Eğitim-İş Bursa Şube Başkanı Özkan Rona’dan sert tepki: “YA KÖYÜMDEKİ OKULUMU AÇ YA SERVİSİMİ GERİ VER!”

Cumhuriyet’in 102. yılında, Atatürk’ün “Köylü milletin efendisidir” vizyonuyla temelleri atılan eşit, laik ve bilimsel eğitim anlayışı adım adım yok ediliyor. Eğitim-İş Bursa Şube Başkanı Özkan Rona, Orhaneli ilçesinde alınan skandal kararla 16 köyün taşımalı eğitim kapsamı dışına çıkarılmasına sert sözlerle tepki gösterdi.

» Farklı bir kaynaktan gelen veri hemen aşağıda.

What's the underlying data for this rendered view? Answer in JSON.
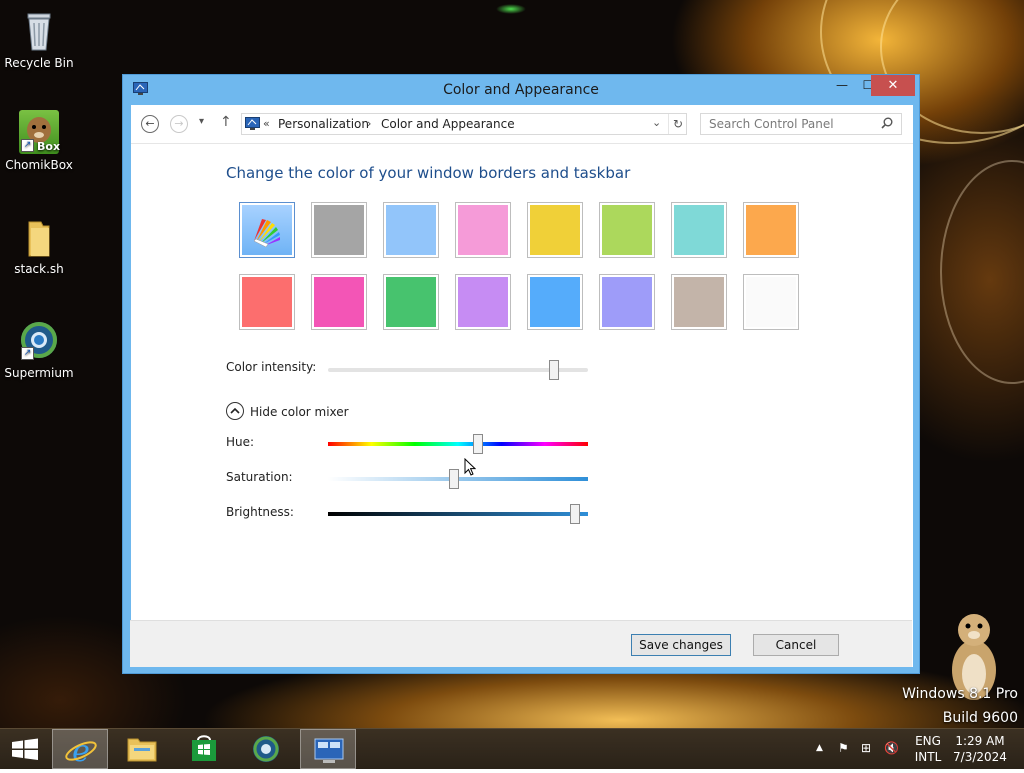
{
  "desktop": {
    "icons": [
      {
        "label": "Recycle Bin"
      },
      {
        "label": "ChomikBox",
        "badge_text": "Box"
      },
      {
        "label": "stack.sh"
      },
      {
        "label": "Supermium"
      }
    ],
    "watermark": {
      "line1": "Windows 8.1 Pro",
      "line2": "Build 9600"
    }
  },
  "window": {
    "title": "Color and Appearance",
    "controls": {
      "minimize": "—",
      "maximize": "☐",
      "close": "✕"
    },
    "nav": {
      "back_glyph": "←",
      "forward_glyph": "→",
      "recent_glyph": "▾",
      "up_glyph": "↑",
      "address": {
        "overflow": "«",
        "crumbs": [
          "Personalization",
          "Color and Appearance"
        ],
        "separator": "›",
        "dropdown_glyph": "⌄",
        "refresh_glyph": "↻"
      },
      "search_placeholder": "Search Control Panel"
    },
    "heading": "Change the color of your window borders and taskbar",
    "swatches": [
      {
        "color": "automatic",
        "selected": true
      },
      {
        "color": "#a5a5a5"
      },
      {
        "color": "#92c5fa"
      },
      {
        "color": "#f59bd8"
      },
      {
        "color": "#f0d038"
      },
      {
        "color": "#acd85c"
      },
      {
        "color": "#7fd9d7"
      },
      {
        "color": "#fca84d"
      },
      {
        "color": "#fc6e6e"
      },
      {
        "color": "#f355b6"
      },
      {
        "color": "#47c36e"
      },
      {
        "color": "#c68cf3"
      },
      {
        "color": "#55acfb"
      },
      {
        "color": "#9e9cf9"
      },
      {
        "color": "#c3b4a9"
      },
      {
        "color": "#fafafa"
      }
    ],
    "intensity": {
      "label": "Color intensity:",
      "value_fraction": 0.87
    },
    "mixer": {
      "toggle_label": "Hide color mixer",
      "hue": {
        "label": "Hue:",
        "value_fraction": 0.575
      },
      "saturation": {
        "label": "Saturation:",
        "value_fraction": 0.485
      },
      "brightness": {
        "label": "Brightness:",
        "value_fraction": 0.95
      }
    },
    "buttons": {
      "save": "Save changes",
      "cancel": "Cancel"
    }
  },
  "taskbar": {
    "language": {
      "line1": "ENG",
      "line2": "INTL"
    },
    "clock": {
      "time": "1:29 AM",
      "date": "7/3/2024"
    },
    "tray_glyphs": {
      "chevron": "▲",
      "flag": "⚑",
      "network": "⊞",
      "volume": "🔇"
    }
  }
}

“Bu karar, Anayasa’nın 42. maddesiyle güvence altına alınan eğitim hakkının açık ihlalidir” diyen Rona, 1 Ağustos 2024’te yayımlanan yeni yönetmelikle taşımalı eğitim mesafesinin 30 km ile sınırlandırılmasının köy çocuklarını eğitimden koparma girişimi olduğunu belirtti. Karar sonrası yüzü aşkın çocuğun okula ulaşma imkânı ortadan kalkarken, birçok köyün toplu taşıma imkânı dahi bulunmuyor.

REKLAM ALANI

Rona, “Tasarruf adı altında yapılan bu uygulama, kırsalın yoksul çocuklarını tarikat ve cemaat yurtlarına mecbur bırakmak anlamına geliyor” diyerek, geçmişte Aladağ, Karaman ve Orhaneli’de yaşanan acı olayları hatırlattı:

“O yangınlarda, o istismar vakalarında hayatını kaybeden çocukların hesabı hâlâ sorulmadı. Şimdi aynı tehlikeye yeni çocuklarımızı sürüklüyorsunuz!”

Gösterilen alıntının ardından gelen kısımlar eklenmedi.